Jedenfalls genossen wir jetzt gemeinsam den neuen Morgen, der angebrochen war. Wie immer fühlte ich mich wie neugeboren nach der Vollmondnacht und voller Stärke. Der Himmel glänzte in schwach rosaroten Streifen, Morgentau ließ die weiten Ackerflächen glitzern. Ruhe erfüllte mich, sogar der gesprächige Hengst unter mir war still, er war noch zu müde um richtig wach zu sein. Im Schritt am langen Zügel suchte sich das junge Tier sicher seinen Weg. Seine sanft schaukelnden Bewegungen ließen mich wohl fühlen, geborgen. Heute würde der Park öffnen, ich sah einige Autos bereits auf dem Parkplatz und vereinzelt Besucher auf dem Weg zum Parkeingang. Ich wusste, dass solche Momente voller Stille selten wurden ab jetzt. Die Sommersaison war hart, freie Tage wurden selten und zur Ruhe kommen konnte man nur noch Nachts.
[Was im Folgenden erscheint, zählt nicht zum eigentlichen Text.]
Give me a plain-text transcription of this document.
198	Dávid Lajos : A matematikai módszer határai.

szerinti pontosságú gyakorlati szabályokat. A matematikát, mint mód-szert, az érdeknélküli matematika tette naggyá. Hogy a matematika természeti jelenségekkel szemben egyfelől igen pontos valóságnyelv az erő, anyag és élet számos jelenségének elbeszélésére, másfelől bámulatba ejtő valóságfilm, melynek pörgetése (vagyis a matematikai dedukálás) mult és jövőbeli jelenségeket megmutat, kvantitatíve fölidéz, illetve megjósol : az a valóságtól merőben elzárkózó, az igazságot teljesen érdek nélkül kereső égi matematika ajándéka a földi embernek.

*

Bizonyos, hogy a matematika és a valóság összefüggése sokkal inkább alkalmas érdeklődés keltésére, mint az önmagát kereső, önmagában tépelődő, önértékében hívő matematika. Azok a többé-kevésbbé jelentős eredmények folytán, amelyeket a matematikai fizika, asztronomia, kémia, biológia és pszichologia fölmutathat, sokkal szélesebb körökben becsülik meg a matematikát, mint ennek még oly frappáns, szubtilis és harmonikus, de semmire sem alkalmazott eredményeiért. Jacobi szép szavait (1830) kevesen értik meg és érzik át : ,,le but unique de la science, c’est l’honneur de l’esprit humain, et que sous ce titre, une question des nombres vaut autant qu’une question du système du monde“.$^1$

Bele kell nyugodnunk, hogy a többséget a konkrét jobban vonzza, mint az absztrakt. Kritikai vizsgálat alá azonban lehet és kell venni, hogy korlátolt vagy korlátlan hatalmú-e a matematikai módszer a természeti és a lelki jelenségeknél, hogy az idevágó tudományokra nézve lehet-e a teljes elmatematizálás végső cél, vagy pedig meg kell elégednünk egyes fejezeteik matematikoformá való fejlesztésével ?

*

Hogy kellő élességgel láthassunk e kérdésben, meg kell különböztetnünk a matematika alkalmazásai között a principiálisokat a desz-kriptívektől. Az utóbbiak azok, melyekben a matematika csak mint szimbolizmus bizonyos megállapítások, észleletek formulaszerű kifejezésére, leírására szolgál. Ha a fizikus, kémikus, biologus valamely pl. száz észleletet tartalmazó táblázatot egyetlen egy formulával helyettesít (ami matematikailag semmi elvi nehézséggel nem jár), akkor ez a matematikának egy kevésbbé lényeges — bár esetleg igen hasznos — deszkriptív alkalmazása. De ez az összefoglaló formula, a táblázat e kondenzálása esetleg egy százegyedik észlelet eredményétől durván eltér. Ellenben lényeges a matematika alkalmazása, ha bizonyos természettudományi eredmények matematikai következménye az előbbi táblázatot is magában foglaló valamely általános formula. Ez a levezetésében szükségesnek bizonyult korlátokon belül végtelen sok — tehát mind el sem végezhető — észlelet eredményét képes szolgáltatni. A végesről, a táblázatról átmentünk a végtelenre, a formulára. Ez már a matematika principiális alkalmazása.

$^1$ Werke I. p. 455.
Ich schloss die Augen, in diesem Moment galoppierte mein Herz über den Weg der vergangenen Nacht, wollte nicht sehen, was die Zukunft brachte. Es würde anstrengend werden, ich ahnte es. Nevado fand seinen Weg selbstständig. Oft genug waren wir hier lang gelaufen. Und trotz allem fühlte es sich falsch an, dass unter mir nicht die pechschwarzen Mähne im Takt der Schritte wippte, sondern das schneeweiße Haar seines Ersatzes. War es nicht falsch, dass ich den Jüngeren nur als Ersatz sah? Doch er würde nie etwas anderes sein. Von Melancholie geplagt strich ich sanft über den Widerrist. Die morgendliche Kälte hatte meine Finger klamm gemacht, doch durch die Körperwärme des Tieres tauten sie langsam wieder auf und so kraulte ich ihn weiter. Ich wollte nicht aus meiner eigenen, kleinen Welt entfliehn. Genieße den Moment, hieß es. Doch je mehr man das tat, desto mehr tat der Übergang in die Realität weh. Und diese Realität kam erstaunlich schneller näher...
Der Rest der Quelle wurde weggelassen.